(Bloomberg News) U.S. Securities and Exchange Commission Chairman Mary Schapiro faced skeptical lawmakers from both parties today as she defended her campaign to overhaul the regulation of money-market funds.

In an appearance before the Senate Banking Committee that lasted just under an hour, Schapiro told lawmakers that while most funds are "well and responsibly managed," they are susceptible to the types of runs that helped freeze credit markets in 2008. Schapiro hasn't been able to convince a majority on her five-member commission to support a proposal to rewrite money-market rules and today's hearing demonstrated the difficult task she faces on Capitol Hill as well.

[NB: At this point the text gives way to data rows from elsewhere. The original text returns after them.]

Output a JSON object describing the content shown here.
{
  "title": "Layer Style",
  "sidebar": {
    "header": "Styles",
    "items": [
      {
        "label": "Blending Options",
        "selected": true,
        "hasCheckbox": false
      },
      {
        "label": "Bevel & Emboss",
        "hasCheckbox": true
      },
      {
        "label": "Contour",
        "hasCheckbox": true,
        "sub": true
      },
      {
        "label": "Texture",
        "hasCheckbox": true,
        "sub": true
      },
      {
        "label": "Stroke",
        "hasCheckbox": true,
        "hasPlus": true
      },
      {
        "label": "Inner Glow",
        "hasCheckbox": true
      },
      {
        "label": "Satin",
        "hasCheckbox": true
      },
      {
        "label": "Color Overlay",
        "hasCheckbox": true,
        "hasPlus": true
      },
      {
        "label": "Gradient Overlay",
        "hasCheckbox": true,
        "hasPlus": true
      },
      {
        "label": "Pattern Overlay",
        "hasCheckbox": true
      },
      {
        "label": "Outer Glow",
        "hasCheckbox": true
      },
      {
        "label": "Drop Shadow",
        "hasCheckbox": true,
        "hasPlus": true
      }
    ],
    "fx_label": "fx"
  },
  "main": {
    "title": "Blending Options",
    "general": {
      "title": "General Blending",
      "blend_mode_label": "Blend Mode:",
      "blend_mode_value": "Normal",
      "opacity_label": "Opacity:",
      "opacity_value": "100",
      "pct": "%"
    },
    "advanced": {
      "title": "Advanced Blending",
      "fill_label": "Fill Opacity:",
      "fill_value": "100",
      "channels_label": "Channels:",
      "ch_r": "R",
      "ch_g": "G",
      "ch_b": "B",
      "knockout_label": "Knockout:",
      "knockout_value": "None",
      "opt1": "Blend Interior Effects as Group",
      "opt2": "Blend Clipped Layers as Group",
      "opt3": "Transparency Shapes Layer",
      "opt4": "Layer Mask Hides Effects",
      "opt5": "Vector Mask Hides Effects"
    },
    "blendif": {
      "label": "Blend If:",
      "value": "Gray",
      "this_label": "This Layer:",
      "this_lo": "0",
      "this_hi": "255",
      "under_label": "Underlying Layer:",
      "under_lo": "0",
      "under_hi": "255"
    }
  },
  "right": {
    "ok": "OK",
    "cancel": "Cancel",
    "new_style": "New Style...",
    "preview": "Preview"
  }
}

"In my view, you're portraying an industry that's extremely vulnerable, that has all these risks of runs and I really find that extraordinary in light of the actual history," Senator Patrick Toomey, a Pennsylvania Republican, told Schapiro. "We've had another round of real stress: an ongoing recession, European credit crisis, downgrade of the U.S. government, considerable redemption pressure and not a single problem in this industry."

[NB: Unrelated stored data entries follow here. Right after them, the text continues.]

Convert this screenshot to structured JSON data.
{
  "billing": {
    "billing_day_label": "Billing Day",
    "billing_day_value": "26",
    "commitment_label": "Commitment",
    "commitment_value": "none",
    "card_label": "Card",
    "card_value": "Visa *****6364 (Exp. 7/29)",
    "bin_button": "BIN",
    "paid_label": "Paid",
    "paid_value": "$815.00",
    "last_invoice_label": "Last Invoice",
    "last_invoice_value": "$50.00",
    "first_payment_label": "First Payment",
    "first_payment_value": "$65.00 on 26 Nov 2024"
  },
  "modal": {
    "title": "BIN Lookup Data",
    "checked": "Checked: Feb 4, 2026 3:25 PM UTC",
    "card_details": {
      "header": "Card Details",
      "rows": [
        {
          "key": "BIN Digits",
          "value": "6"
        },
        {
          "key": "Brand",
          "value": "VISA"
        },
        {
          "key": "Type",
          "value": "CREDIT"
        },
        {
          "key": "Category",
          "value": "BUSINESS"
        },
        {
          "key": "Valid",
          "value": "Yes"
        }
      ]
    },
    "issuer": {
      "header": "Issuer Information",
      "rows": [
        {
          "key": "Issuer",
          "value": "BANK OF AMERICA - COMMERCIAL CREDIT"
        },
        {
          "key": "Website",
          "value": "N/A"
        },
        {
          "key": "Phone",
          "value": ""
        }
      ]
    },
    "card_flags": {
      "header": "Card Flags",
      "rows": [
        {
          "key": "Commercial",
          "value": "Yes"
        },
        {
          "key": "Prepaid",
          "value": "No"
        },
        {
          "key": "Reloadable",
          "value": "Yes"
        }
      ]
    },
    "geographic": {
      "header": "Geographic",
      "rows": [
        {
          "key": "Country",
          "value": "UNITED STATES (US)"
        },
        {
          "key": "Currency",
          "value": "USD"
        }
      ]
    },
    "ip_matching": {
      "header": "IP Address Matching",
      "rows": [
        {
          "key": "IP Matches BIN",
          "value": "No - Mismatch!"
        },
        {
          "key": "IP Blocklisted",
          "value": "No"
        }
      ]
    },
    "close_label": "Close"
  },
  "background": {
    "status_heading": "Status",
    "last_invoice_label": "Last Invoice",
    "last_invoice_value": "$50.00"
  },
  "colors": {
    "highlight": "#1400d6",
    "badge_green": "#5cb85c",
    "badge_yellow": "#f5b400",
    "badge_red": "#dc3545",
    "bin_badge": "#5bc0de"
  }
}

Concern over money funds, once seen as among the safest of investments, grew after the September 2008 collapse of the $62.5 billion Reserve Primary Fund, contributing to a broader run that exacerbated a freeze in global financial markets. The run calmed after the Treasury Department temporarily guaranteed money-fund shareholders against losses and the Fed began buying fund assets at face value to help them meet redemptions.

Floating Values

Schapiro said her goal is not to "demonize an industry." She is proposing that money market funds either allow their net asset values to float or hold more capital and prevent customers from withdrawing all their funds at once.

Senator Robert Menendez, a New Jersey Democrat, said he was concerned about the idea of requiring money funds to float their share prices.

"I think that's a problem," he said.

Such a proposal would follow rules the SEC adopted in 2010 that introduced liquidity minimums, average maturity limits and new disclosure requirements. Schapiro told the Senate panel that since those rules took effect, three money-market funds have required their sponsors to step in and support them to avoid their net asset value falling below $1 per share.

Schapiro also told the Senate panel that the International Organization of Securities Commissions prematurely released a study of possible changes to money-market fund rules in April

Early Release

The study's release, which drew objections from three of the SEC's five commissioners, was a "genuine screwup," Schapiro said. IOSCO, based in Madrid, is an international organization of securities regulators, including the SEC.

Options in the study included changing the money-market fund industry's stable net asset value. The two Republican members of the SEC, Troy Parades and Daniel Gallagher, joined Commissioner Luis Aguilar, a Democrat, in issuing a statement on May 11 saying IOSCO's report "does not reflect the views and input of a majority of the Commission."

Schapiro later told reporters that IOSCO normally waits for the SEC's full input before issuing a report.

"They published before getting our comments," Schapiro told reporters. "It was a timing mismatch. We thought we'd get more time. Normally they wouldn't publish without checking back with us first to see why they hadn't gotten our comments and that just didn't happen."